Y no quiero desviarme-perderme más. Por empezar por lo técnicamente explicable, entre estas reformas obligadas, aunque tampoco tiene que ser ahora ni tenemos que empeñarnos en ser los primeros, llegará más tarde o más temprano la relativa a la llamada economía digital. Fiscalmente, el riesgo de la economía digital radica en su capacidad de alejar la tributación del beneficio del lugar donde se crea valor o se obtienen ingresos. Simplificando, se gana dinero en una jurisdicción tributaria y se tributa por la ganancia en otra, lo que evidentemente no puede ser del agrado de las Autoridades fiscales afectadas ni es coherente con los principios generalmente admitidos en materia de fiscalidad internacional.
De aquí que la OCDE se pusiese en la pista de esta cuestión desde los comienzos de BEPS, de modo que la Primera Acción de su Plan de Ejecución se dedicó a este problema, que, evidentemente, requiere una solución globalizada para que pueda ser eficaz y neutral.
El problema es la lentitud de los trabajos de la OCDE para llegar a conclusiones finales sobre los retos y adaptaciones que la economía digital plantea a los sistemas tributarios, estando previsto el informe final para 2020. Mientras tanto la cuota de mercado de la economía digital crece, aumentando las dificultades de control de las Administraciones tributarias.
Por ello, la Comisión Europea ha buscado transitoriamente su propia solución en forma de un Impuesto sobre Servicios Digitales, que a largo plazo formará parte del Sistema del Impuesto sobre Sociedades de los Estados Miembros y a corto plazo funcionaría como un impuesto sobre servicios de estructura indirecta pero de finalidad directa: los beneficios de una presencia digital significativa. Se trata del DIGITAL TAXATION PACKAGE presentado por la Comisión el 21 de marzo de este año.
La solución transitoria, que por el momento es la que nos interesa por más inmediata, consiste en un Impuesto sobre Servicios Digitales, sobre los ingresos obtenidos por este tipo de servicios (publicidad, mediación, venta de datos…), al 3% sobre los ingresos brutos, atribuible en función del lugar donde los servicios se prestan, para empresas cuyos ingresos mundiales superen los 750M de euros y 50M de euros al menos procedan de actividades digitales dentro de la Unión Europea.
La idea es que las obligaciones propias del Impuesto puedan cumplirse en un solo Estado Miembro, que compartirá la información con los demás Estados interesados. Lo que se llama un mecanismo ONE-STOP-SHOP, heredado del IVA. El IVA, impuesto sobre el consumo en destino, es mucho más capaz de afrontar la tributación de la economía digital que el Impuesto sobre Sociedades.

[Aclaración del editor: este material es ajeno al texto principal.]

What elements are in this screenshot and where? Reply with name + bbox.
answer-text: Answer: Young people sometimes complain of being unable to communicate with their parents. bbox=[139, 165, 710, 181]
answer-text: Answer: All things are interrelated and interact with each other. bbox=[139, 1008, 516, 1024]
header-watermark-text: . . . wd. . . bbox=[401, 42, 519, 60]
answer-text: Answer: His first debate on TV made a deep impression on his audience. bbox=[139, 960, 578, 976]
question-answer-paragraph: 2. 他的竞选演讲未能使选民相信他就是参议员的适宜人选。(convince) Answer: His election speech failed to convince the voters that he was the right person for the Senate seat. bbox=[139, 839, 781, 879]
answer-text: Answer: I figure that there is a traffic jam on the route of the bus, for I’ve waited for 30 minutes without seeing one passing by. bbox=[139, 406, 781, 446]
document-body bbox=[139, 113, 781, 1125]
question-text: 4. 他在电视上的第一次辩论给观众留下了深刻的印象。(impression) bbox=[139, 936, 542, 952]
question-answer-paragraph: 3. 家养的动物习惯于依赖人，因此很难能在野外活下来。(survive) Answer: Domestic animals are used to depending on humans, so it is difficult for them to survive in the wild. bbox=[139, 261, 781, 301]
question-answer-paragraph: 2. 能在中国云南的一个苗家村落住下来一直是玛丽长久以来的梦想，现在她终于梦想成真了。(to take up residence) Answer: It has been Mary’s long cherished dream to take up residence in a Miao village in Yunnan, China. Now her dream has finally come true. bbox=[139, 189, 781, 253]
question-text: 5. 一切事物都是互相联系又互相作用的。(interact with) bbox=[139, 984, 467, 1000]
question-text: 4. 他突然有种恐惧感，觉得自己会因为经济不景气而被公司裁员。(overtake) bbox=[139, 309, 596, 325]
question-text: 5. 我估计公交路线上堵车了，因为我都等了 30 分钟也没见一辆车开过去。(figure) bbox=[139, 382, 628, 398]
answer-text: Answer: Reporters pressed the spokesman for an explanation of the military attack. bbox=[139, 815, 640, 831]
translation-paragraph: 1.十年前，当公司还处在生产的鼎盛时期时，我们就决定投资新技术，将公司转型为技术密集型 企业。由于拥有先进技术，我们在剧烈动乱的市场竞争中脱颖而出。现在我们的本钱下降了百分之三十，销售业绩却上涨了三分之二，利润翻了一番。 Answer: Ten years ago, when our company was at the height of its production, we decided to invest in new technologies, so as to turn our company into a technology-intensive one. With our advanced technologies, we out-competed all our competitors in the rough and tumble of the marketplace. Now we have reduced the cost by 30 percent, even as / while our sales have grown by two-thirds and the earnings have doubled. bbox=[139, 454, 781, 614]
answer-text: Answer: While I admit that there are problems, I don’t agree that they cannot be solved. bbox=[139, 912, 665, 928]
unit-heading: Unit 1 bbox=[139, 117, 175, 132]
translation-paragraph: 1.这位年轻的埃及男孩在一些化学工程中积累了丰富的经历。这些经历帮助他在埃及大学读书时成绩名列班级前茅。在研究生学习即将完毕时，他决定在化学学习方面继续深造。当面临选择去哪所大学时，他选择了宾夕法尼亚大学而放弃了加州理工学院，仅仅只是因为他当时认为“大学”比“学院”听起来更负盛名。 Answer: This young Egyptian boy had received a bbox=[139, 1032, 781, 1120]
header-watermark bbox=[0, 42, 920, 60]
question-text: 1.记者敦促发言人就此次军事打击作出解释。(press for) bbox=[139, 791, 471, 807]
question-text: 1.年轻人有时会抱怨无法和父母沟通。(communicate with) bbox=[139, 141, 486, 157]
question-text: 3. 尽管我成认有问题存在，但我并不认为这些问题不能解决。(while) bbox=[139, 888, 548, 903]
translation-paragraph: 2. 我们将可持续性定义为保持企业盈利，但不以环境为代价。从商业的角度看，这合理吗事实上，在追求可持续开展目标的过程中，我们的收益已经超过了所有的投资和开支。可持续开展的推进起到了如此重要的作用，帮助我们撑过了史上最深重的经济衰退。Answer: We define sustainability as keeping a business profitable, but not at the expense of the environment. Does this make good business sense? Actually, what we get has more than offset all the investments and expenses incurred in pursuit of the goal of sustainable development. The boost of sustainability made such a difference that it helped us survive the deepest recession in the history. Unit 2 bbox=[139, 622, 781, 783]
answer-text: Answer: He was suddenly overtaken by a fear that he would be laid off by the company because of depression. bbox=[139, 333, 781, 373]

La fecha prevista de aplicación es el 1 de enero de 2020, pero dependerá de la consecución de un acuerdo unánime de implantación de los Estados Miembros, porque descartamos implantaciones individuales asimétricas, por perjudiciales para la unidad de mercado y el desarrollo de las economías digitales de los países que lo intenten. Sin globalización cualquier iniciativa acabará fracasando. El Parlamento Europeo, además, está proponiendo cambios de cierta importancia en las propuestas de la Comisión, que habrá que ver como se concretan finalmente.